Marchionne “non viola la legge quando cerca di praticare il modello di relazioni industriali ‘all’americana’ che l’articolo 19 dello Statuto dei lavoratori consente. È la cultura dominante che tende a espellerlo come un corpo estraneo.” Ichino, non per caso, non se la prende con questo o quel commentatore, preferisce parlare di una “cultura italiana” che è refrattaria all’esperimento di Marchionne: “Fiom ha la ragione giuridica dalla sua parte, nel caso specifico, ma è chiaro che le polemiche di queste ore non nascono dall’episodio di Pomigliano. A essere attaccato è praticamente tutto quello che l’ad di Fiat ha portato nelle relazioni industriali italiane. Inclusa la scelta di non riconoscere i sindacalisti della Fiom che non stanno al piano industriale approvato dalla maggioranza dei lavoratori.
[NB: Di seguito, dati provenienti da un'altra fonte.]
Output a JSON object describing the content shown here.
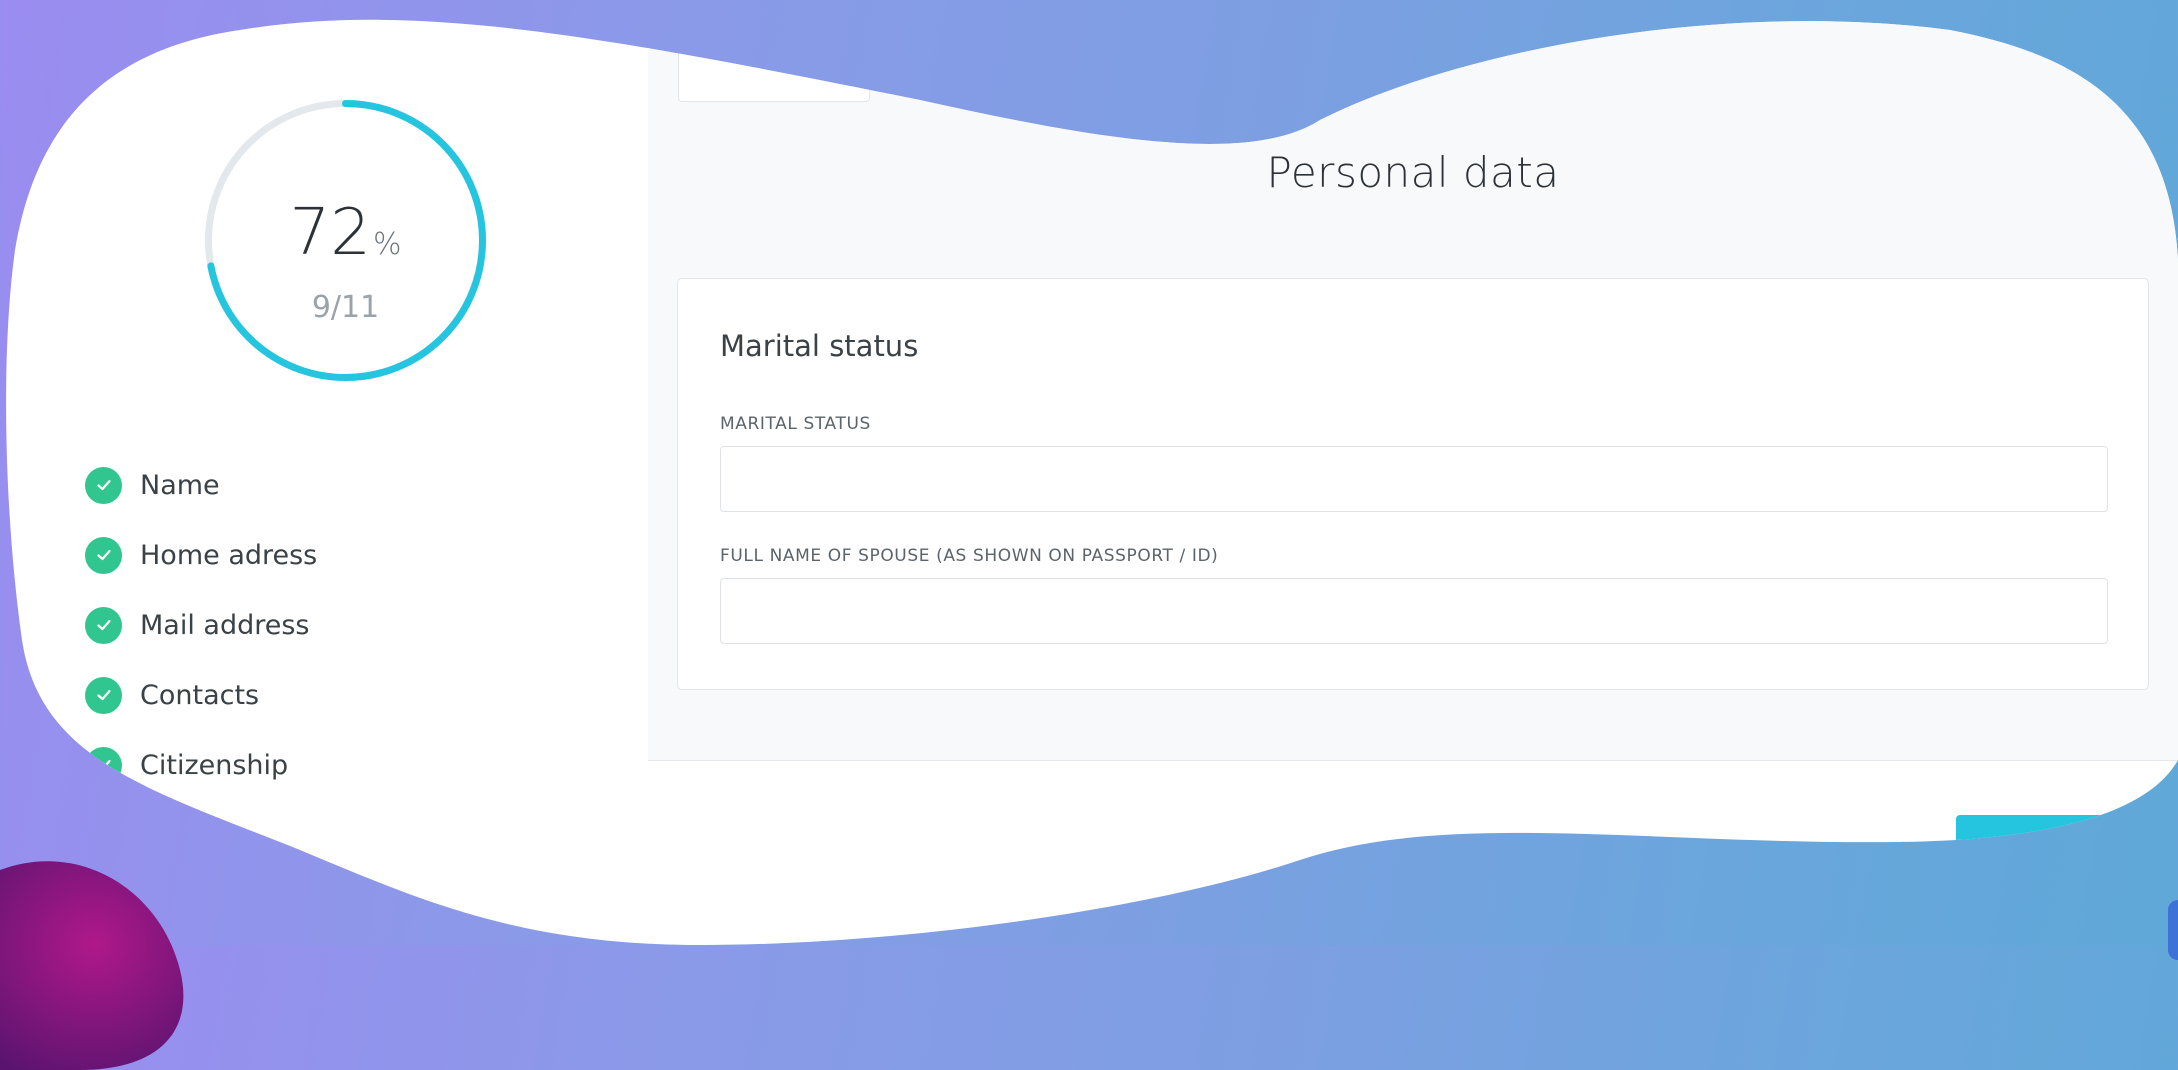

E inclusa la  legittima scelta del Lingotto di staccarsi dal sistema confindustriale. Dal dibattito pubblico emerge il chiaro tentativo di delegittimare un modello di relazioni industriali che non faccia più riferimento ai ‘monopoli’ della rappresentanza costituiti oggi da Confindustria e da questi sindacati”.
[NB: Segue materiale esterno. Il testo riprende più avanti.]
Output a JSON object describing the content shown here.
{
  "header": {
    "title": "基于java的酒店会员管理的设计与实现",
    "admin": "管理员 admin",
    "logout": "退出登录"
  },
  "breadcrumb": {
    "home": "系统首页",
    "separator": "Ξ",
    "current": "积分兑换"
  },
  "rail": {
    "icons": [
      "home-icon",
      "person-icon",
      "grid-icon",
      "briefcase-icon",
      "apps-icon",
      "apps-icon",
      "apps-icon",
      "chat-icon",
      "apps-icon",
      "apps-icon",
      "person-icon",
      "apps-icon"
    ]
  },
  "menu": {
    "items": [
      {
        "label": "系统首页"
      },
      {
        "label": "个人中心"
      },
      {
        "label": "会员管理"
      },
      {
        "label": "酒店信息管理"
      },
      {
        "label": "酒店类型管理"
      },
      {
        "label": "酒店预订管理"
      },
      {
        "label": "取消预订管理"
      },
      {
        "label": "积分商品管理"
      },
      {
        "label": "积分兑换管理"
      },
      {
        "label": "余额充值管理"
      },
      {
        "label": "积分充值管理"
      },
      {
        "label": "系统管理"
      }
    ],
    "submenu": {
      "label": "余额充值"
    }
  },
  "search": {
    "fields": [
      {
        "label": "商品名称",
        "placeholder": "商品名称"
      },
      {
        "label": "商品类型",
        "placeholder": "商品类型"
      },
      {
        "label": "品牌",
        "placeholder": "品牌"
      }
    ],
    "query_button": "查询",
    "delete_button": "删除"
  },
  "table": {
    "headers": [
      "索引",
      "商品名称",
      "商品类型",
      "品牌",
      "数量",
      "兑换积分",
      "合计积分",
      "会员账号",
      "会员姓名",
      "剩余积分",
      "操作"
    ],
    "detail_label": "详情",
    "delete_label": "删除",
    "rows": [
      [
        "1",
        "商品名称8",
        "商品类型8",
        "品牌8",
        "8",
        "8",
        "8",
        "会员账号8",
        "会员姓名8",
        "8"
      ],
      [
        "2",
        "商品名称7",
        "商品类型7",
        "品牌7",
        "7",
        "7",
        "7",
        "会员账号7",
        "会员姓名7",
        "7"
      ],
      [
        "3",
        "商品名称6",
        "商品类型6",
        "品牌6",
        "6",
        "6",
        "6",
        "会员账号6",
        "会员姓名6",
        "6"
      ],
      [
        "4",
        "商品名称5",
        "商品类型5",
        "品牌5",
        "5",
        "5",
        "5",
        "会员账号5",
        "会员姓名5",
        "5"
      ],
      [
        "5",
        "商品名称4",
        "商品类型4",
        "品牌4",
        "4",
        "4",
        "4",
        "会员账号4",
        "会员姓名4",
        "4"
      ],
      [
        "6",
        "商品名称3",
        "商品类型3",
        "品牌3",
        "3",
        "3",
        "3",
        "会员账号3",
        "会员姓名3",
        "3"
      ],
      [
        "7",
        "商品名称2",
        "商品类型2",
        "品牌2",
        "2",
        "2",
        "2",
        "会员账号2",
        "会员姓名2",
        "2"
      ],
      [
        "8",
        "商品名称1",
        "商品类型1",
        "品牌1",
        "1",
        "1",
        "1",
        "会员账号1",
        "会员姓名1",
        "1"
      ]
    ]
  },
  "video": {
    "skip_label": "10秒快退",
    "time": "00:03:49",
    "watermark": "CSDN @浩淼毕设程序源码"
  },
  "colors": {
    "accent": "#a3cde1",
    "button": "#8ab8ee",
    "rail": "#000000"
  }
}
Due giorni fa, però, la Casa automobilistica degli Agnelli ha avviato la mobilità per 19 lavoratori così da far posto ad altrettanti lavoratori con in tasca la tessera Fiom che hanno vinto il ricorso per discriminazione. In base alla sentenza, Fabbrica Italia Pomigliano (Fip), cioè la newco che nel 2010 ha sostituito giuridicamente lo stabilimento Giambattista Vico dopo la firma del contratto aziendale e che ha riassunto poco più della metà dei lavoratori del vecchio stabilimento, dovrà assumere entro sei mesi altri 126 lavoratori selezionati tra gli iscritti Fiom, così da rispettare le vecchie proporzioni di appartenenza sindacale. Di chi è la colpa in questo caso?
Fiat o Fiom?  “Il caso della Fiat di Pomigliano potrebbe essere usato come caso di scuola per lo studio delle cause e degli effetti del malfunzionamento di un sistema di relazioni industriali – dice Ichino – Come sempre, in questi casi, ciascuna delle parti ha qualche ragione di accusare l’altra di qualche malefatta. Ha ragione la Fiom, secondo quanto accertato dal giudice, quando accusa Marchionne di avere discriminato i suoi iscritti nelle assunzioni. Ma ha ragione anche Marchionne quando accusa la Fiom di aver fatto la guerra fin dall’inizio, cioè fin dalla primavera 2010, contro il suo piano industriale, sulla base di un principio che solo un anno dopo, con la firma dell’accordo interconfederale del 28 giugno, la stessa Cgil avrebbe riconosciuto come sbagliato: quello della rigida e assoluta inderogabilità del contratto collettivo nazionale”. Dopo l’accordo interconfederale del 2011, siglato da tutti i sindacati e da Confindustria, “logica e buon senso avrebbero imposto che la Fiom rinunciasse alla sua guerriglia giudiziaria contro il piano industriale  Fiat, firmando gli
accordi aziendali e ottenendo così il riconoscimento dei propri rappresentanti negli stabilimenti”.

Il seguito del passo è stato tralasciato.